Am 10. Juni 1944 überfielen Angehörige der 4. SS-Polizei-Panzergrenadier-Division den griechische Ort Distomo. 218 Dorfbewohner – vom Säugling bis zum Greis – wurden von ihnen abgeschlachtet. Mit ihrem Massenmord nahmen die deutschen Besatzer Rache für einen Partisanenangriff, der sich etliche Kilometer entfernt ereignet hatte.
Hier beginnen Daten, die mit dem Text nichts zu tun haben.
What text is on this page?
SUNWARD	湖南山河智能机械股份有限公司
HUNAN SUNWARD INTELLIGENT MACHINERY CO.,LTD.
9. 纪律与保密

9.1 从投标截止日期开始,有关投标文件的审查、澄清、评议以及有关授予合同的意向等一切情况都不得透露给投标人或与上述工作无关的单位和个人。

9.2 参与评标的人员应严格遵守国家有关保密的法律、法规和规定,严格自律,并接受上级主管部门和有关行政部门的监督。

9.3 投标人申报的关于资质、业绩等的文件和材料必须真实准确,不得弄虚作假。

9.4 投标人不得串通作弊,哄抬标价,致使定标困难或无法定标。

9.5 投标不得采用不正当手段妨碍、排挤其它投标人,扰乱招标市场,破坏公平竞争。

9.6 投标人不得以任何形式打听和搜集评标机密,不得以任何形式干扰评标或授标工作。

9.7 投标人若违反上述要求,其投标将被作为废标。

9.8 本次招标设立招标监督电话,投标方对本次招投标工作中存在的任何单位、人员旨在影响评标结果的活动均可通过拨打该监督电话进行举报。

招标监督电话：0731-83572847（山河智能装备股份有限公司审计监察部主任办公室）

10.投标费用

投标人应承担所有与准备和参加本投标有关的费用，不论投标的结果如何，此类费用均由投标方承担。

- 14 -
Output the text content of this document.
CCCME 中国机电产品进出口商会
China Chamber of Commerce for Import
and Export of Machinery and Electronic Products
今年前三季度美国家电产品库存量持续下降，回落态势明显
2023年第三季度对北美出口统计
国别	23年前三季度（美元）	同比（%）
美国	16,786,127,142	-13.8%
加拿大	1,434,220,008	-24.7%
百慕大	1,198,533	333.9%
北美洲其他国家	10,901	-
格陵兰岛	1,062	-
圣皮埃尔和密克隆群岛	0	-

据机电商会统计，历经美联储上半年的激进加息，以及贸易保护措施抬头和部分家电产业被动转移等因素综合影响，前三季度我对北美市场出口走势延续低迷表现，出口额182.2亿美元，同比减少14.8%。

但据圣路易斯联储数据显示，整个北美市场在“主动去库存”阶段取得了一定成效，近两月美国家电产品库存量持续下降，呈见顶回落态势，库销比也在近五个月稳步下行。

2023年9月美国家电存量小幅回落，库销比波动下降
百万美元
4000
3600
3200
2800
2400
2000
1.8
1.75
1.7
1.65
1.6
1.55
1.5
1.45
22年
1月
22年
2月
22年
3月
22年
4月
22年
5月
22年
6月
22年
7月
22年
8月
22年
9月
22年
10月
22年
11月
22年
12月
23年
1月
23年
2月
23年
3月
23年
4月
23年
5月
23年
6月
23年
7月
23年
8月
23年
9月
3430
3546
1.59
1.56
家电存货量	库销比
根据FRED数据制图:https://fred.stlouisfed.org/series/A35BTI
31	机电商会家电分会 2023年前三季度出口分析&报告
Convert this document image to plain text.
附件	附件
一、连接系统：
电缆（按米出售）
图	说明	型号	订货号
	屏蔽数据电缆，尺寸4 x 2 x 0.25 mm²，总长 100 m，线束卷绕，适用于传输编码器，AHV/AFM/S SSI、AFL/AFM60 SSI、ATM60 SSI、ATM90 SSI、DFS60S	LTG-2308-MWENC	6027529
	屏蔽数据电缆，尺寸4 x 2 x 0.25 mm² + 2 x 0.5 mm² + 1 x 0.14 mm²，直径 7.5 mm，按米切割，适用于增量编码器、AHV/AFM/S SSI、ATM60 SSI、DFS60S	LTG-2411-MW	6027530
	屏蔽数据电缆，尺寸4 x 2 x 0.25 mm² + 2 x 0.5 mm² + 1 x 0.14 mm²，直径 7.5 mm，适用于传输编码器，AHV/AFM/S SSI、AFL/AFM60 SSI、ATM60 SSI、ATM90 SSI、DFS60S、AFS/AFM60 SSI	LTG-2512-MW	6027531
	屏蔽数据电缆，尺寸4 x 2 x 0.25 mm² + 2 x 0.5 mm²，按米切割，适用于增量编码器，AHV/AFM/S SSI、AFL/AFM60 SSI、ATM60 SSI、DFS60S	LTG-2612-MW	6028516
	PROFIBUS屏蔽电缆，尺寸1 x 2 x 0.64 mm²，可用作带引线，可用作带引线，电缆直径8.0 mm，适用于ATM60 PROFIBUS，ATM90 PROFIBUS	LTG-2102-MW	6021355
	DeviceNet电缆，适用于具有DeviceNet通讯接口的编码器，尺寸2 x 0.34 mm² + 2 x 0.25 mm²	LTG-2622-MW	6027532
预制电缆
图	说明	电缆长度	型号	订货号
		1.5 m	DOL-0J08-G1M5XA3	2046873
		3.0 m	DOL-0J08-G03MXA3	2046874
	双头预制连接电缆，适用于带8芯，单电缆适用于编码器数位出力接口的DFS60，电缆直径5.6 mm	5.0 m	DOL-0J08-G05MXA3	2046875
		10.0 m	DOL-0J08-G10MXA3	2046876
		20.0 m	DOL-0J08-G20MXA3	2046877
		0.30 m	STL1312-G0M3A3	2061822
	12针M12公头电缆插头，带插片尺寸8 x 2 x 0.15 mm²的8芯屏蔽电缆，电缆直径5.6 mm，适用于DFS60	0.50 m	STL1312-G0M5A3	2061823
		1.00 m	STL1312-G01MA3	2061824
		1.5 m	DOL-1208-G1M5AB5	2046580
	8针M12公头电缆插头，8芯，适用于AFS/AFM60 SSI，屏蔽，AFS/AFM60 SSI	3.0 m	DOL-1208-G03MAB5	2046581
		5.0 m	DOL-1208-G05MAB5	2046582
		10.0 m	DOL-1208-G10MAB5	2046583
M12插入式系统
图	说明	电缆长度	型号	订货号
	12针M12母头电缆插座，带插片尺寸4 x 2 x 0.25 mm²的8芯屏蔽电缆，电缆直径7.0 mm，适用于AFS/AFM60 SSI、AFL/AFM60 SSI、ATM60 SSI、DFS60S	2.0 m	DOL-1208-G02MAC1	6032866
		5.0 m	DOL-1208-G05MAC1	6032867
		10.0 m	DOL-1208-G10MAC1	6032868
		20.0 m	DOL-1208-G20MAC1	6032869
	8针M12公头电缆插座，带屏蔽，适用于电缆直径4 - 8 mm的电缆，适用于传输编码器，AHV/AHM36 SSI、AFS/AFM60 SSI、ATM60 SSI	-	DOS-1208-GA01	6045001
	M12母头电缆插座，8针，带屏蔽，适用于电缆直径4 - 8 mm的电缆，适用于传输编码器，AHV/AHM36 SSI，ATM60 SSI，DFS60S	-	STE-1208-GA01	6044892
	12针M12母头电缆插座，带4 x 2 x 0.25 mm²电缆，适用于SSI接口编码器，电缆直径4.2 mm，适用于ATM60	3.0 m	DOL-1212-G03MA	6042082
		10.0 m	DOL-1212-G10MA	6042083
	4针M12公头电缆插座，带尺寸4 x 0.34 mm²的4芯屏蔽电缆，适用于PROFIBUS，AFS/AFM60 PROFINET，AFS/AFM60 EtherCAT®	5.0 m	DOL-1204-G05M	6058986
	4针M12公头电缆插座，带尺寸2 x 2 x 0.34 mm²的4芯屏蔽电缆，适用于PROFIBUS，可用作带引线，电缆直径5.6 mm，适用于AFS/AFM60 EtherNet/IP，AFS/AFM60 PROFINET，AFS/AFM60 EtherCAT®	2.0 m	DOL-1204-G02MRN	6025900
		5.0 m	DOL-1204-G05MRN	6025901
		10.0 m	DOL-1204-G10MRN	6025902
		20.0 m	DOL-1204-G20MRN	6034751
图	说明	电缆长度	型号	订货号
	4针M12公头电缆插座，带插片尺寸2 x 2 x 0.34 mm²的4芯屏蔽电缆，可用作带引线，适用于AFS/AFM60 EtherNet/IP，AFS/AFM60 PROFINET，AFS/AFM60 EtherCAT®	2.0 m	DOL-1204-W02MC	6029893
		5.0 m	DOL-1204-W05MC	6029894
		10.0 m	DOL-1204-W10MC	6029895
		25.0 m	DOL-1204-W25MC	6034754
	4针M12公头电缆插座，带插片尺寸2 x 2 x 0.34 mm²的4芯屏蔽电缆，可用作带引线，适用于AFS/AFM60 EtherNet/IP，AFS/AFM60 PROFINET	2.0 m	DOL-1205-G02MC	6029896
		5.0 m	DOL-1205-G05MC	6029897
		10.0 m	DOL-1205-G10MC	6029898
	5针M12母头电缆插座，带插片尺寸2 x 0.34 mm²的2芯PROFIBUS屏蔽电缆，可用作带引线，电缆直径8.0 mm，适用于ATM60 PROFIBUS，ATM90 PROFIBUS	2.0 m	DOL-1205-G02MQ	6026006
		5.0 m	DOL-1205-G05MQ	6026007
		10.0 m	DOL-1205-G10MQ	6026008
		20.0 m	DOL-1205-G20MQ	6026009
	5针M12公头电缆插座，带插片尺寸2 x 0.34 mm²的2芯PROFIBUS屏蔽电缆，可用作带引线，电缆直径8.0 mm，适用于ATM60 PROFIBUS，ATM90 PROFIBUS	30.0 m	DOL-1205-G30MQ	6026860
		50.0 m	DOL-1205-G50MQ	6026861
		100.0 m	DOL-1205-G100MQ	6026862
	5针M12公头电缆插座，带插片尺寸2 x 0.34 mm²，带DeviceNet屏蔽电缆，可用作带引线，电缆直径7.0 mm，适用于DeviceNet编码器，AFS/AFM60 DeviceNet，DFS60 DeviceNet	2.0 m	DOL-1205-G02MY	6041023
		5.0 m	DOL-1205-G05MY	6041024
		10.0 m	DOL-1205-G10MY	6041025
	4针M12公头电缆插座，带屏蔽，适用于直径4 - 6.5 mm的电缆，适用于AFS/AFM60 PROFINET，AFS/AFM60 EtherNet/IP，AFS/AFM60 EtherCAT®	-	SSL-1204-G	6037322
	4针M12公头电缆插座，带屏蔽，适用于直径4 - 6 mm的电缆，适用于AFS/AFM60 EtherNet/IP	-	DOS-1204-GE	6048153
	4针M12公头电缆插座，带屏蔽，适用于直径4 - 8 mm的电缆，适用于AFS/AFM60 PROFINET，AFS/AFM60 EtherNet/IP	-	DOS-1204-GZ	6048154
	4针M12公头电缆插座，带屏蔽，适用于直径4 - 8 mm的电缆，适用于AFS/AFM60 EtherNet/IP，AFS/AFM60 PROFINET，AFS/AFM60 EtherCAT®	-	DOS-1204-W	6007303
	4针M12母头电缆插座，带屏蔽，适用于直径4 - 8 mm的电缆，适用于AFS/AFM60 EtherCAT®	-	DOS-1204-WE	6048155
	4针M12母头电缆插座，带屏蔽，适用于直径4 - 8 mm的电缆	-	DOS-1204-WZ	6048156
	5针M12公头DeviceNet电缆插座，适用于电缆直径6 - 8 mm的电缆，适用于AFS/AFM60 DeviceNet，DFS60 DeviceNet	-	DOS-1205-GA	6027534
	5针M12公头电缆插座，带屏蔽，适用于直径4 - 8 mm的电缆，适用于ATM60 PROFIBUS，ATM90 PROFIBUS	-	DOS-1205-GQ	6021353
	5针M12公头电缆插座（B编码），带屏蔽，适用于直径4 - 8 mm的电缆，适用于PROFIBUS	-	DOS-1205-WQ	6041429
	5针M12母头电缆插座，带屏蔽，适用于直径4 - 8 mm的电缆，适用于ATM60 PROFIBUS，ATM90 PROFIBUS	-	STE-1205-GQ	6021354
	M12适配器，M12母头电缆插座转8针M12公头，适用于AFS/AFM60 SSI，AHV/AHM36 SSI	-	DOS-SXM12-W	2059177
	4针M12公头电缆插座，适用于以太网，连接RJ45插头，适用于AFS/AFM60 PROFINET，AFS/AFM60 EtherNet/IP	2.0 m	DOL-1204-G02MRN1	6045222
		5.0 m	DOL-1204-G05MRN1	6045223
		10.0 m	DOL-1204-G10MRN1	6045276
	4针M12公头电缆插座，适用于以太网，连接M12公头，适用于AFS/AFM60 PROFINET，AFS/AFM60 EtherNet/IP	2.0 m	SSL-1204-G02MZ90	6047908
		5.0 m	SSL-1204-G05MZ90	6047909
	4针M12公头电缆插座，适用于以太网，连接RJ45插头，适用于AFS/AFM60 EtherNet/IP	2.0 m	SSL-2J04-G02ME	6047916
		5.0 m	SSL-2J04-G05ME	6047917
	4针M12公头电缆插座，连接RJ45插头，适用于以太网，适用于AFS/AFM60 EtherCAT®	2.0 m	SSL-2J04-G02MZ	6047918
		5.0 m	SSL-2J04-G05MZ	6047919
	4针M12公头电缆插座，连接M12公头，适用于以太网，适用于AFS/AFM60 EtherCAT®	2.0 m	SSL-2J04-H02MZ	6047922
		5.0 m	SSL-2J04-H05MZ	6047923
Mitte der 90er Jahre reichten die Überlebenden des Massakers in Distomo eine Entschädigungsklage gegen die Bundesrepublik ein. Das zuständige Landgericht von Levadia verurteilte die BRD 1997 zur Zahlung von etwa 60 Millionen DM an die Opfer. Die Bundesregierung hatte sich geweigert, an dem Verfahren teilzunehmen, legte jedoch Rechtsmittel gegen das Urteil ein. Der Oberste Gerichtshof in Athen bestätigte das Urteil in letzter Instanz. Doch die Bundesrepublik weigert sich zu zahlen. Alle Klagen vor deutschen Gerichten wurden abgewiesen.

In der Bundeswehr wird die Erinnerung an die Gebirgsjäger der Wehrmacht als „Helden“ gepflegt

In der Bundeswehr wird die Erinnerung an die Gebirgsjäger der Wehrmacht als „Helden“ gepflegt

( Jochen Vogler / r-mediabase.eu)

Distomo steht nicht allein, sondern ist lediglich ein Beispiel für die mörderische Brutalität der deutschen Besatzungspolitik in Griechenland zwischen 1941 und 1944. Mehrere hundert Dörfer und Kleinstädte wurden von Wehrmacht und SS zerstört, ihre Einwohner auf bestialische Weise ermordet. Etwa 90 000 Griechinnen und Griechen wurden Opfer von Geiselerschießungen und anderen „Strafaktionen“. Fast 58 000 Jüdinnen und Juden wurden in KZ verschleppt oder an Ort und Stelle umgebracht. Hunderttausende verhungerten in Folge der wirtschaftlichen Ausplünderung des Landes durch die deutsche Besatzungsmacht; unzählige Menschen wurden zur Zwangsarbeit nach Deutschland deportiert

Ausstellung in Distomo: Die Opfer klagen an

Ausstellung in Distomo: Die Opfer klagen an

( Jochen Vogler / r-mediabase.eu)

Es waren Gebirgsjägereinheiten der Wehrmacht, die in zahlreichen Ortschaften in Griechenland, auf dem Balkan, in Italien grausame Massaker verübten, plünderten und die Ortschaften in Schutt und Asche legten.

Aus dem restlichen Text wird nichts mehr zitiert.